On Christmas Eve, he left work early after getting his wages in a small brown envelope. It contained $16.43 in cash. Sixteen dollars and forty-three cents for one month’s work. He rode the shoreline for two hours that afternoon looking for any sign of geese Again, there were none. That night, Santa left some carefully and skillfully made wool stockings for the three boys. All crafted by Santa’s hard-working elves. The three girls each got blouses and a pair of beautiful blue stockings.

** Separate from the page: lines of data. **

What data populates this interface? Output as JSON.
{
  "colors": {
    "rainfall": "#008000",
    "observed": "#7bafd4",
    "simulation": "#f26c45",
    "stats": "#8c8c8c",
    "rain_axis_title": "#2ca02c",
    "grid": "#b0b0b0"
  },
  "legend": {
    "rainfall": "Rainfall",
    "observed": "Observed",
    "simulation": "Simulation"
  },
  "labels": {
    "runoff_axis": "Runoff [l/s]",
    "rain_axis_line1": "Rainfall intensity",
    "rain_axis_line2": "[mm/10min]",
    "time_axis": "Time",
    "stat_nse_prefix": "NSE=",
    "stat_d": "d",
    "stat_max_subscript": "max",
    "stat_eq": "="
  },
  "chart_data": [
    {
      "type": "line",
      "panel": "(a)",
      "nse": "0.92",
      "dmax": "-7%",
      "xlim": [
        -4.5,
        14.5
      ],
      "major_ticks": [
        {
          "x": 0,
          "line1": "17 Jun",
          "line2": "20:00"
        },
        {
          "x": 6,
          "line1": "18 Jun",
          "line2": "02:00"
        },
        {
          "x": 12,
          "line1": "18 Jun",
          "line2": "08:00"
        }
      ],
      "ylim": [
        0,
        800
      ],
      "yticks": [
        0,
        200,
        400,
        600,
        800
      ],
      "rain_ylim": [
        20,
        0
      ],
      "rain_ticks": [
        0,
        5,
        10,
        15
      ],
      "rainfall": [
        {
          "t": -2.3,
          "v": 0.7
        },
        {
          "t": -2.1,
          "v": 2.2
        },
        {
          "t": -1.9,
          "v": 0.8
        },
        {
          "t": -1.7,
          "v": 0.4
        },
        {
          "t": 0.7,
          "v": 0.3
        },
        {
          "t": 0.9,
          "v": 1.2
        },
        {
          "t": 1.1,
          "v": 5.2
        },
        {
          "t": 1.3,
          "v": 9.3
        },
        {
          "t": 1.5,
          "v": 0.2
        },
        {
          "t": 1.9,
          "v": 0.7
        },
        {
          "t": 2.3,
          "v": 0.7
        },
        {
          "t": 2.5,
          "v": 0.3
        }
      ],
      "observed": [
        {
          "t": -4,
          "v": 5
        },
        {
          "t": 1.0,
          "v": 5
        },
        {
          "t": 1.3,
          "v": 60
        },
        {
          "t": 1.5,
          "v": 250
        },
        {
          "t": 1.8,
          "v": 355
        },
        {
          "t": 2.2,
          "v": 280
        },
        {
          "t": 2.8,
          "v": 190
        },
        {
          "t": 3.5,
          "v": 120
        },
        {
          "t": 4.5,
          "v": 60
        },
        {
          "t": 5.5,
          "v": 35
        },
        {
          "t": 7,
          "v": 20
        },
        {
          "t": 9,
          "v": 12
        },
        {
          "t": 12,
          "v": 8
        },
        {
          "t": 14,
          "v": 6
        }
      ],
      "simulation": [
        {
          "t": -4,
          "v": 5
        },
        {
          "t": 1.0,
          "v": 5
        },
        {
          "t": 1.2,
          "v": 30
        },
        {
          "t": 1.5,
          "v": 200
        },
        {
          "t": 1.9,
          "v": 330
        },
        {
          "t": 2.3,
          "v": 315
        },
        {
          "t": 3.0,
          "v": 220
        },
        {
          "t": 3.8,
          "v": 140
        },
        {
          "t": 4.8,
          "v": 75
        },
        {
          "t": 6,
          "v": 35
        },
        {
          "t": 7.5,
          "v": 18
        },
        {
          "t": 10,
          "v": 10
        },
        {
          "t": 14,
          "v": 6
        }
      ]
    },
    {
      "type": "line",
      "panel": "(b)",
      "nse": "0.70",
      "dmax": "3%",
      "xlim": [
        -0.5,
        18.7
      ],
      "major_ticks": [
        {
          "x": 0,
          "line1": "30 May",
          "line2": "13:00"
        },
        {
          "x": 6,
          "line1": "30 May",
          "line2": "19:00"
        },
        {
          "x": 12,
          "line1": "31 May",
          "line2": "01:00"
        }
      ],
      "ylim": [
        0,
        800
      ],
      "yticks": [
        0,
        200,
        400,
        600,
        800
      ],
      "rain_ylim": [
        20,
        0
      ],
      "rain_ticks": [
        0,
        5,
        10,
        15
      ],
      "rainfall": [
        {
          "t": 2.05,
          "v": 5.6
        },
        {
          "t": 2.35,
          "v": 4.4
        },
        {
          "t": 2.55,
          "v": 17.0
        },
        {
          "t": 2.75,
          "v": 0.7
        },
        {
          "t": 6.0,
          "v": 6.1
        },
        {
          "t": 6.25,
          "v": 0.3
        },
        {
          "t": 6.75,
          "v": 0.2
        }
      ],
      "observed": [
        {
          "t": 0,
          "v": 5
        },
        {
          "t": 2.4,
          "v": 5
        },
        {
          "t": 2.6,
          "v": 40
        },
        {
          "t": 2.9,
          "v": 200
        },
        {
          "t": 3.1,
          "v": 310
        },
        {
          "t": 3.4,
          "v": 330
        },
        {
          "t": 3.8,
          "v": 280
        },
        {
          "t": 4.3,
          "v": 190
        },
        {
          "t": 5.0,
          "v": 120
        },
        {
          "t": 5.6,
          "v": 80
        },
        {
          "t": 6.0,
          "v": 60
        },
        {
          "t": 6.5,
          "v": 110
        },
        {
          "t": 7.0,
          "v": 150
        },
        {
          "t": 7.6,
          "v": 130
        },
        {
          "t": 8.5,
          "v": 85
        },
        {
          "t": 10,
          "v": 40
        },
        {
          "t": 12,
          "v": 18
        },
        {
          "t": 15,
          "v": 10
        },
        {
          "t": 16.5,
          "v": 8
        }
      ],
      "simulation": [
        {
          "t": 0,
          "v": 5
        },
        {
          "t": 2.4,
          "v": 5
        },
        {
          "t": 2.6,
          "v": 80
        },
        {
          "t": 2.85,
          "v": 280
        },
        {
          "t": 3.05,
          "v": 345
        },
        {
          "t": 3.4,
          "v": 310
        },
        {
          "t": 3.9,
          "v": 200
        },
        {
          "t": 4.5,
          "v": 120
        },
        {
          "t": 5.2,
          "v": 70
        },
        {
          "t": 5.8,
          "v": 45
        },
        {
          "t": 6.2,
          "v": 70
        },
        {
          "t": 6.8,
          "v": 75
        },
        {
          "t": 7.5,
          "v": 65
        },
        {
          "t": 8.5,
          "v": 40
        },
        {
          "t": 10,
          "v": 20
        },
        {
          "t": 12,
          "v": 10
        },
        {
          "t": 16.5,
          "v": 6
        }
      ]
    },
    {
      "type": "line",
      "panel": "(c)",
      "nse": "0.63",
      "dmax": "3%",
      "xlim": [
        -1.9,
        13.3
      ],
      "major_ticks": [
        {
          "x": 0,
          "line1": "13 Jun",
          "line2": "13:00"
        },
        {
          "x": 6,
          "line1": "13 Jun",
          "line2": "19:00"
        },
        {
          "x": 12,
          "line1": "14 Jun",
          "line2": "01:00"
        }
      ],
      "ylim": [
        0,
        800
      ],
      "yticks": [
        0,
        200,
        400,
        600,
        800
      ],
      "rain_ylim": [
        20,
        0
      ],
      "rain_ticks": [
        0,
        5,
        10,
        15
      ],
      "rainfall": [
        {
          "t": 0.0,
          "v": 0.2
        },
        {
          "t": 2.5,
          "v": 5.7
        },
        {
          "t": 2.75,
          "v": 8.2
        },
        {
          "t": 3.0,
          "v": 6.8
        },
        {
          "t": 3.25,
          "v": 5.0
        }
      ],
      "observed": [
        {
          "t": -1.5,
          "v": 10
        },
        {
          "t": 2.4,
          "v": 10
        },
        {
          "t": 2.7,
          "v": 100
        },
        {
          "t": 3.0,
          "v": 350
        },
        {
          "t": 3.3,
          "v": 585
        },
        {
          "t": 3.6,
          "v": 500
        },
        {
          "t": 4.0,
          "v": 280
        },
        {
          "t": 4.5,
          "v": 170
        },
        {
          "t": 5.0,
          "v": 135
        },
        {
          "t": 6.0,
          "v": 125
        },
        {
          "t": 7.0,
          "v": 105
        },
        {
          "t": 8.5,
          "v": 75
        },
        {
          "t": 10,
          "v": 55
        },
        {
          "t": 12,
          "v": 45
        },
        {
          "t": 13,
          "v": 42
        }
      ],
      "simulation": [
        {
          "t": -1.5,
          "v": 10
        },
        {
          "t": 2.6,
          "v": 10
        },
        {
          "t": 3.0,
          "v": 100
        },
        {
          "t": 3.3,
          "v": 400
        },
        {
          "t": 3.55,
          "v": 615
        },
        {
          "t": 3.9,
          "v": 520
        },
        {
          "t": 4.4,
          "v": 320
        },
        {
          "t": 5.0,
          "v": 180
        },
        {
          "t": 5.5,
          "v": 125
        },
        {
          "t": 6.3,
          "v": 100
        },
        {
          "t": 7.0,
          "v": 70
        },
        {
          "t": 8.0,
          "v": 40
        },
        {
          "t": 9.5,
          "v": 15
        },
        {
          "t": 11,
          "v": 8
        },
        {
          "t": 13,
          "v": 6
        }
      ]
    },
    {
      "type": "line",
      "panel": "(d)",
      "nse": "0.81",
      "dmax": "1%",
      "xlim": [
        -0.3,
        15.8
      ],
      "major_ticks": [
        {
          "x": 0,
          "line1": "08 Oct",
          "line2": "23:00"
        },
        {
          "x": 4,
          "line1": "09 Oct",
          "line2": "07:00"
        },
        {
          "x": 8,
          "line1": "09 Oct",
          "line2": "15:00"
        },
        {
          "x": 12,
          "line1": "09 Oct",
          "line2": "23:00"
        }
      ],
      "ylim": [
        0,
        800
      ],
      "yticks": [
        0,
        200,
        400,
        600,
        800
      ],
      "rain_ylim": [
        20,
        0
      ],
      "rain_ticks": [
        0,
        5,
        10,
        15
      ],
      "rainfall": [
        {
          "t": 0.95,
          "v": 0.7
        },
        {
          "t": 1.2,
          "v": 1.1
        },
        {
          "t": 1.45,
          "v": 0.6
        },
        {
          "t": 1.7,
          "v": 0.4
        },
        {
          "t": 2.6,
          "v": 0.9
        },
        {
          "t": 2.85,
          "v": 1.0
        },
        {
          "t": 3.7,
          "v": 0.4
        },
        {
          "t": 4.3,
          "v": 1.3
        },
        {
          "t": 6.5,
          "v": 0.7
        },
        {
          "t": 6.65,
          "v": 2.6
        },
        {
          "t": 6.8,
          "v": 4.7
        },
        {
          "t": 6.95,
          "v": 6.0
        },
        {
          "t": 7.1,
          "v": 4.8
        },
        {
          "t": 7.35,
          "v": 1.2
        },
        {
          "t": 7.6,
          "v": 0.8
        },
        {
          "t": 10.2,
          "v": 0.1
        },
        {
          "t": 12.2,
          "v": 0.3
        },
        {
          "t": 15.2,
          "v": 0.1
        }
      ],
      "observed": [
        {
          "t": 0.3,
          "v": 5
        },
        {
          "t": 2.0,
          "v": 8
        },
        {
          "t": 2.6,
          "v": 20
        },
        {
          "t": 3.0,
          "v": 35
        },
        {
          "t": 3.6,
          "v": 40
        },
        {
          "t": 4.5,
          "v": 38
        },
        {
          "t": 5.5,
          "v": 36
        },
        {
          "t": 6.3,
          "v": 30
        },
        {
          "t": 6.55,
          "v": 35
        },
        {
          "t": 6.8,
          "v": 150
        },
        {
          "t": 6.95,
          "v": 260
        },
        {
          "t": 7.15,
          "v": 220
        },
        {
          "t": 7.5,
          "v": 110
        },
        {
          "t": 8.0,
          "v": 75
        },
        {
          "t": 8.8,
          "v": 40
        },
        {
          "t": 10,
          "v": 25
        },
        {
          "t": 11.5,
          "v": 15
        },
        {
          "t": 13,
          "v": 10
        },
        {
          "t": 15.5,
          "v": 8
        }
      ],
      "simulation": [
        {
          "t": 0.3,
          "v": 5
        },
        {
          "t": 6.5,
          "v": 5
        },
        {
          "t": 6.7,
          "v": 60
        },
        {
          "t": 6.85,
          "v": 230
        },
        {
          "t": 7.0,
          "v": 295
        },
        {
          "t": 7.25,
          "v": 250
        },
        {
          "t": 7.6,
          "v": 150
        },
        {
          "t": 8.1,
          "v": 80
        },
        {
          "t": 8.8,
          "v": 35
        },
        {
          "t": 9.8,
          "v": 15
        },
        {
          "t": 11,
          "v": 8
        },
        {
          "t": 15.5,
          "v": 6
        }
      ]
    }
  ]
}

After the early morning happiness of Santa’s humble visit, grandpa bundled up and headed out in a heavy snow-storm, pedaling for the lake shore. He arrived near Chipman’s cornfield and stopped the bike when he heard a familiar noise. The distinct “ha-onk! ha-onk! ha-onk!” of nearby geese signaled a formation of  “honkers” flying low near the field. He scarcely had a moment to slip off his bike, grab his gun and roll into the bushy ditch bordering the field when a large flock of Canada Geese whistled overhead through the snow. He only had time to put two shells into his gun before they were directly above him. He jumped up and fired a shot directly at the lead goose. He saw it wobble…then stabilize its flight. He aimed at another goose at the back of the formation slowly disappearing into the falling snow and fired again! The flock was gone! He heard them “honk” loudly as they blended into the clouds and snow flying somewhere toward the lake.

He walked slowly through the stubble of the cornfield in the direction the flock had disappeared. Suddenly, a large goose appeared through the ankle-deep snow on the ground thirty yards ahead.  It flopped slowly then was still. “Hooooray!”  He uttered a brief shout of joy. Then, just beyond the first goose, another big bird flopped slowly, then fell over still. Two shots! Two geese!

His bike ride home was the happiest he had experienced in months. Prayers of gratitude were offered and two delicious geese were consumed that afternoon as grandpa recited the details of his successful goose hunt to eager little faces surrounding the delicious Christmas Dinner table that memorable day in 1929.